1111 Tutanekai Street
Tel: +64 07 349 1551
After a good three or four hours of rafting, we showered and freshened up, and got ready to head out to dinner. I had made a reservation at the Aorangi Peak Restaurant, as all the reviews promised fabulous views across Lake Rotorua, but I was quite concerned at some of the photos I saw, which revealed tacky 80s decor and crockery. I was afraid the food would be equally dated, and wondered whether I was making the right choice, particularly as there were still so many unexplored restaurants in town along Tutanekai Street.
Being located atop a small mountain does, however, have its advantages, such as being able to watch the local wildlife play and gambol amidst the lushness. We saw rabbits, a herd of deer, and even a stately bull make their way across the meadow that was located just beyond the restaurant's boundaries.

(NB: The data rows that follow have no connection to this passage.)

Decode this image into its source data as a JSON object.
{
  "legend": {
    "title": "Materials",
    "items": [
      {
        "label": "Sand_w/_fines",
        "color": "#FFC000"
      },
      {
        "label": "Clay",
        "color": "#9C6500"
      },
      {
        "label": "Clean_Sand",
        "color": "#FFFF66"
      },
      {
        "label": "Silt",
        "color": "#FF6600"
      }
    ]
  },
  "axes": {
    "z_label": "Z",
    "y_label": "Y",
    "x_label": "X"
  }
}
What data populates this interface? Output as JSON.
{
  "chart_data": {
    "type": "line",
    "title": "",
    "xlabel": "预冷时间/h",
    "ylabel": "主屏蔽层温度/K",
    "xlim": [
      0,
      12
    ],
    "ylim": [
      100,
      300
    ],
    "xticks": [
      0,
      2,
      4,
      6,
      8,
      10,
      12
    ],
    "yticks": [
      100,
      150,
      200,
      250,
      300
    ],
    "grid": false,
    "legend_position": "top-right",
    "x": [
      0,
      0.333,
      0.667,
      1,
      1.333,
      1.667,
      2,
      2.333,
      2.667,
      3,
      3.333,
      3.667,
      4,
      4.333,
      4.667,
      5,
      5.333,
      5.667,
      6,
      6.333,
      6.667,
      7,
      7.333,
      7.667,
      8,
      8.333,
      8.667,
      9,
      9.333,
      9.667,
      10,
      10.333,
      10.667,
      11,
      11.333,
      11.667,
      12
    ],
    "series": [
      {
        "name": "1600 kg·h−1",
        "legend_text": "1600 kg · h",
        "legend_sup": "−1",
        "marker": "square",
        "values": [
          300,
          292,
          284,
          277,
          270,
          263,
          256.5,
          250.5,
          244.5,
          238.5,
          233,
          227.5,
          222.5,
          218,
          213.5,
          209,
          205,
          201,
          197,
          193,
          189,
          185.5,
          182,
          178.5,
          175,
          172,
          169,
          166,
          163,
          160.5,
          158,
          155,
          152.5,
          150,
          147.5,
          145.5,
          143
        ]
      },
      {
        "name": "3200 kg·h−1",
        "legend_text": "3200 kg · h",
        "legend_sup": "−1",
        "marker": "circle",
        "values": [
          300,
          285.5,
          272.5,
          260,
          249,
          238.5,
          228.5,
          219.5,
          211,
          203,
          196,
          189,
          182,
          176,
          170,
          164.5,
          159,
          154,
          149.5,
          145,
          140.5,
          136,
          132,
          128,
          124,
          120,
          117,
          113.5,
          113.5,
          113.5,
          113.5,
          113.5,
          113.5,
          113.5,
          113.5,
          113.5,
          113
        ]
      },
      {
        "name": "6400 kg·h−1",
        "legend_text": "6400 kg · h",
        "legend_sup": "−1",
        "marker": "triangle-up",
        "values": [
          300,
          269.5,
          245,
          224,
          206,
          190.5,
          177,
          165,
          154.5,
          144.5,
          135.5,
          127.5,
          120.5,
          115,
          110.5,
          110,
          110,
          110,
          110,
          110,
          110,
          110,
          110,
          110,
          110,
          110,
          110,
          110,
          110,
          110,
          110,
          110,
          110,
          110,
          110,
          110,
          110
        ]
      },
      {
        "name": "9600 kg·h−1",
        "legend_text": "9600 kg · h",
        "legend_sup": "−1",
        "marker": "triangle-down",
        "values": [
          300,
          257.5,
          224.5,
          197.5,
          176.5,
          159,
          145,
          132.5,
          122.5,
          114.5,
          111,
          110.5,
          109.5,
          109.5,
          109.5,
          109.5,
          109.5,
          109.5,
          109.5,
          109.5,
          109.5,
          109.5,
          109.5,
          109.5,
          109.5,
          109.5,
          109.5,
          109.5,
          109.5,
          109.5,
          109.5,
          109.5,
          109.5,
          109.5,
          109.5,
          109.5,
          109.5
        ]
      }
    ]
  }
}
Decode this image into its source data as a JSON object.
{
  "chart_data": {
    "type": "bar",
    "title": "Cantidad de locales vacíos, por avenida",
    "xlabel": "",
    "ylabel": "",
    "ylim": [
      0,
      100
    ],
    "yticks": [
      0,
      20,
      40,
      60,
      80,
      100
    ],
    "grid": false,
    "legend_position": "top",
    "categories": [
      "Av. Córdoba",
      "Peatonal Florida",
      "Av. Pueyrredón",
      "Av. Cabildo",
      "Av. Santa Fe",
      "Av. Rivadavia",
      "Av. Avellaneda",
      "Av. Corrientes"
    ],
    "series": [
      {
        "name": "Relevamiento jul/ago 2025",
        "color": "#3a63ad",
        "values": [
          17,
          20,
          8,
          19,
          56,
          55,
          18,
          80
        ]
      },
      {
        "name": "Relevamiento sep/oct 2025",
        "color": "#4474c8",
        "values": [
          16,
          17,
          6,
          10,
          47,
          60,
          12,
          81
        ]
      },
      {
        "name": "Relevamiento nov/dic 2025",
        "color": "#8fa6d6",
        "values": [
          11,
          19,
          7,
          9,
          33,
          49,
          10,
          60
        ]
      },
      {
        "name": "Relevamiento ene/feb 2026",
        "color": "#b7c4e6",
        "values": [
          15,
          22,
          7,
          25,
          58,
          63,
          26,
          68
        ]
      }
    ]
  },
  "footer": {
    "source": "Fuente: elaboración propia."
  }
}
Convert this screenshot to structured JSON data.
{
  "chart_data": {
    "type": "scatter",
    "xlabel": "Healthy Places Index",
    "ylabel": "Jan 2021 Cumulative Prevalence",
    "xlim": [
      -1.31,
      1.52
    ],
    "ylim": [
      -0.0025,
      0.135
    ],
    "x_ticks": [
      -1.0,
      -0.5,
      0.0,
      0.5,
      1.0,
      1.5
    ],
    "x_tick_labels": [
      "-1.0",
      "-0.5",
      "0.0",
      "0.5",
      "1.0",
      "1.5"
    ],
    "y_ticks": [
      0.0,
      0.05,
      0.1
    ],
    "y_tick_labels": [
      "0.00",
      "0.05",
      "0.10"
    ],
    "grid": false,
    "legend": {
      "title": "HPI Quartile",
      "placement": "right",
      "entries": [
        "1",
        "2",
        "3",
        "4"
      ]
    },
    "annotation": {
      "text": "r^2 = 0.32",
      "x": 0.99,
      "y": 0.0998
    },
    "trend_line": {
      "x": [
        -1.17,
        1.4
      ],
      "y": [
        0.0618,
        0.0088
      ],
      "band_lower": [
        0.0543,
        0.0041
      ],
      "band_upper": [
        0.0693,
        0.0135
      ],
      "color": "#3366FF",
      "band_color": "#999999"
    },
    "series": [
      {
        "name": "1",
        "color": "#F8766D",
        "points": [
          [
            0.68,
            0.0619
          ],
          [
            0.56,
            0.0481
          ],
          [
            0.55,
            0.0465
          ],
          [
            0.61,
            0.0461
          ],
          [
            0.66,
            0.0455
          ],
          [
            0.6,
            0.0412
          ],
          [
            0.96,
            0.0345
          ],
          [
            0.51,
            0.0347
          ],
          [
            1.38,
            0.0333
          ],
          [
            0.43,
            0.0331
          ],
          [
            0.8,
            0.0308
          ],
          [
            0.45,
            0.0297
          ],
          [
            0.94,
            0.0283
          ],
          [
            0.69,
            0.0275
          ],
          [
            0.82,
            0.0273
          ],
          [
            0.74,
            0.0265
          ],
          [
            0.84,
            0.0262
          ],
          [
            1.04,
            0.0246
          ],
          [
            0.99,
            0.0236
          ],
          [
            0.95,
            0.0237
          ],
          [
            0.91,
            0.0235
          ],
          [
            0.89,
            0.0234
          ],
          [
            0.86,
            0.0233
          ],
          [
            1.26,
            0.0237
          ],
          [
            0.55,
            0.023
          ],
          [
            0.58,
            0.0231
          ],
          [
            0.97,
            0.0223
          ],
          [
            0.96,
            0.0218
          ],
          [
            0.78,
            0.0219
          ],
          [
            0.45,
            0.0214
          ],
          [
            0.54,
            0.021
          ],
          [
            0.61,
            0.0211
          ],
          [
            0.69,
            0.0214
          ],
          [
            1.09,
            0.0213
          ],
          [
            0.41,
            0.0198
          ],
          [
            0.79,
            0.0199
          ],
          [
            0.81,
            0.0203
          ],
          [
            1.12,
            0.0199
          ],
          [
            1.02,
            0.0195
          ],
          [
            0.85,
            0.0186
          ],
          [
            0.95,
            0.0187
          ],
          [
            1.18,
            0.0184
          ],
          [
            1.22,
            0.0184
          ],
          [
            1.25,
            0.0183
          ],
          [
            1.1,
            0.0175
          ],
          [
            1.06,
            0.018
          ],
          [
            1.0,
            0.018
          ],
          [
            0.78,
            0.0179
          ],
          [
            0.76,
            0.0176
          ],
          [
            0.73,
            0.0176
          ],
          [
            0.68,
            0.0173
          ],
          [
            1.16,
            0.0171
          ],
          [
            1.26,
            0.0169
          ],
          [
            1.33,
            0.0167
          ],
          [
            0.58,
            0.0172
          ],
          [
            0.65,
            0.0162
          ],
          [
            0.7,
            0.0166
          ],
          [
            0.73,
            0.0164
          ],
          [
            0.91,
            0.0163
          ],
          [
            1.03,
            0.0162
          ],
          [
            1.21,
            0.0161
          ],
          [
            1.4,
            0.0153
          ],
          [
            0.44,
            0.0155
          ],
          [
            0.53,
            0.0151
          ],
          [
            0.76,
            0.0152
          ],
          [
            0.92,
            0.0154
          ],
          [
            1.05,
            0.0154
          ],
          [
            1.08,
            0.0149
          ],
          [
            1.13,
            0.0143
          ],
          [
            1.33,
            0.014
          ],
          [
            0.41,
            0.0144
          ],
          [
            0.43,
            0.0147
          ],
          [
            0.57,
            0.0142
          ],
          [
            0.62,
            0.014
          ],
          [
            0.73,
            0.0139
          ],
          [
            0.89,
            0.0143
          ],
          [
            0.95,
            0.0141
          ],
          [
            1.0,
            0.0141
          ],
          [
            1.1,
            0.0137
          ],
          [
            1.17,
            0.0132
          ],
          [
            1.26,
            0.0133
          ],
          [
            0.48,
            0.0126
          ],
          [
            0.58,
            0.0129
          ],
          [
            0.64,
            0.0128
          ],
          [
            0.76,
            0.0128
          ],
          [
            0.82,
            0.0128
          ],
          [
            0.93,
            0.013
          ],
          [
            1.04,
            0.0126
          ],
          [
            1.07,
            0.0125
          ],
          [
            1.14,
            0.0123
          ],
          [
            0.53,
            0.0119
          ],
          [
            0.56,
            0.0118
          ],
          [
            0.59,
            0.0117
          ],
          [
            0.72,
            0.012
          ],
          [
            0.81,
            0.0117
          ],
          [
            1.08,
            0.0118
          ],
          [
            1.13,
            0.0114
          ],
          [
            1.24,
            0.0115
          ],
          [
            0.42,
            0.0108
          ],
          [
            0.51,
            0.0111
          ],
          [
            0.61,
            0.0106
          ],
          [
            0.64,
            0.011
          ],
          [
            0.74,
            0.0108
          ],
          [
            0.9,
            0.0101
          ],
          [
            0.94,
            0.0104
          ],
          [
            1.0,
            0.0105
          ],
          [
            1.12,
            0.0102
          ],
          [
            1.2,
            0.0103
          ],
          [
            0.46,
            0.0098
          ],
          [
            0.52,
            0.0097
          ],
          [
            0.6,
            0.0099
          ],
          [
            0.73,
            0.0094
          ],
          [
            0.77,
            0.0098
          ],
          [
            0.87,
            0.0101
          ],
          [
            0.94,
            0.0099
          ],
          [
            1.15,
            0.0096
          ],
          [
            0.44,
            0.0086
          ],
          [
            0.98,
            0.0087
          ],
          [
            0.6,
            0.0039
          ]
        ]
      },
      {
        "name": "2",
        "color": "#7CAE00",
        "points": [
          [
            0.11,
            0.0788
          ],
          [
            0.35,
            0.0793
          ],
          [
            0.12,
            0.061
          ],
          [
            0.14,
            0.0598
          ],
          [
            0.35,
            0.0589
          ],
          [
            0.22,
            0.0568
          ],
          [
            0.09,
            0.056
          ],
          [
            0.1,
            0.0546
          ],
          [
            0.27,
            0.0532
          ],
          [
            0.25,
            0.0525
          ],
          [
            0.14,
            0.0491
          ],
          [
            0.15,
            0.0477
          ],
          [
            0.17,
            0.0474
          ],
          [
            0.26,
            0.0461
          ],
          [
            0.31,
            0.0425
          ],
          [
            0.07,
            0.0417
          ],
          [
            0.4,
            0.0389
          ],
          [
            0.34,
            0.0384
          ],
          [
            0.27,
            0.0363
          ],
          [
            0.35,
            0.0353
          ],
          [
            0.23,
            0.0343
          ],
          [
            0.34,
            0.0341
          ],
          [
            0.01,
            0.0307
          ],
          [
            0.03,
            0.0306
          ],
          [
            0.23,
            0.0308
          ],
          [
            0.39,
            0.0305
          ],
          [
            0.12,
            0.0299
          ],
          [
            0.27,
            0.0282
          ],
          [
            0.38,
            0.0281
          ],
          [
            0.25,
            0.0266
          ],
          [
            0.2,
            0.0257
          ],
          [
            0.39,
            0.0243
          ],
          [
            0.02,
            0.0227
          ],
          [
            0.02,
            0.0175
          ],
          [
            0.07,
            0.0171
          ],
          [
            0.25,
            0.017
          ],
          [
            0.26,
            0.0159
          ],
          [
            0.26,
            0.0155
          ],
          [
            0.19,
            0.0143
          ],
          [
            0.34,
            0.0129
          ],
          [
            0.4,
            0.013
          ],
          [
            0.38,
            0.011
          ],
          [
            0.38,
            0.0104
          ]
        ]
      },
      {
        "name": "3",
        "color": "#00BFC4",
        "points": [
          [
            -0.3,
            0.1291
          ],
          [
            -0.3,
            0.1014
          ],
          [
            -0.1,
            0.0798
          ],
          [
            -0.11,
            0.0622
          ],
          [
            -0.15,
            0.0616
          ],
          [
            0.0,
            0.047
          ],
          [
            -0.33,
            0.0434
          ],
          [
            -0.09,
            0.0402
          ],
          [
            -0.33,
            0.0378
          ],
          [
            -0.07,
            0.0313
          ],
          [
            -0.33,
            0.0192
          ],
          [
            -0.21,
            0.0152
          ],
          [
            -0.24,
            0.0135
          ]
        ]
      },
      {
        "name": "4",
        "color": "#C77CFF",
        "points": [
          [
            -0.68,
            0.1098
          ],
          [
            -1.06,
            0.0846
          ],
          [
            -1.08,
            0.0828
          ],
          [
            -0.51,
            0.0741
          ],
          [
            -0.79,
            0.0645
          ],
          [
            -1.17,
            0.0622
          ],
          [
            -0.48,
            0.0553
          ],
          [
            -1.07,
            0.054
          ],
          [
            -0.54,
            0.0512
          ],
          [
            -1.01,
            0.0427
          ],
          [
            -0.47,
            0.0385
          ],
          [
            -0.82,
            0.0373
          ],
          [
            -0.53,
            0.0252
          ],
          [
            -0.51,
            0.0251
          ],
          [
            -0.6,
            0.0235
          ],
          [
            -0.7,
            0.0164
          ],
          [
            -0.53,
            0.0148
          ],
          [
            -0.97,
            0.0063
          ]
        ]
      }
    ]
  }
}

In addition, the restaurant has a pair of friendly alpacas that wander freely about the grounds, and which diners can feed (remember to wash your hands afterward) - I imagine they must be a hit with children, and adults can take in the spectacular view on the veranda, where there is a small gazebo which is, presumably, used for weddings, given the amazing vista of all of Rotorua laid out below.
In terms of food, however, the restaurant had some decidedly bizarre offerings. I do not believe I have, for instance, ever had a duck confit as an appetiser. Although the duck had been suitably slow-cooked, the skin of the duck had not, however, been adequately crisped up in an oven or on a stove, and as a result the skin, instead of being delectably crispy, was somewhat limp and soggy. The salad was fairly fresh, but could really have done with more dressing.
S's starter was even weirder - sushi in a Western restaurant? It reminded me of an episode from Gordon Ramsay's Kitchen Nightmares, and I didn't take very much. It wasn't that bad though, and it was the closest thing to Asian food we'd had in a while.
S's fish filet looked much more traditional - floured and fried, served with a white cream sauce and some vibrantly coloured vegetables for contrast.
I, on the other hand, had gone the whole hog (or duck, rather), and ordered a duck breast as my main course, which turned out to be a mistake. Not only was it rather excessive to have duck for two consecutive courses, the kitchen had also decided to give me a second drumstick, in addition to the breast meat. This may have been in compensation for overcooking my duck breast, because I discovered to my dismay that it certainly was not pink, but a rather dry shade of brown.
Dessert was supposed to have been a chocolate fondant, but the liquid chocolate was far too thin, making it a far cry from the familiar, comforting molten chocolate cakes we so often take for granted.
Notwithstanding the spectacular view, therefore, the restaurant presented more misses than hits, although I suppose it is no doubt a romantic getaway on a Saturday night, or a fun outing for families on a Sunday afternoon.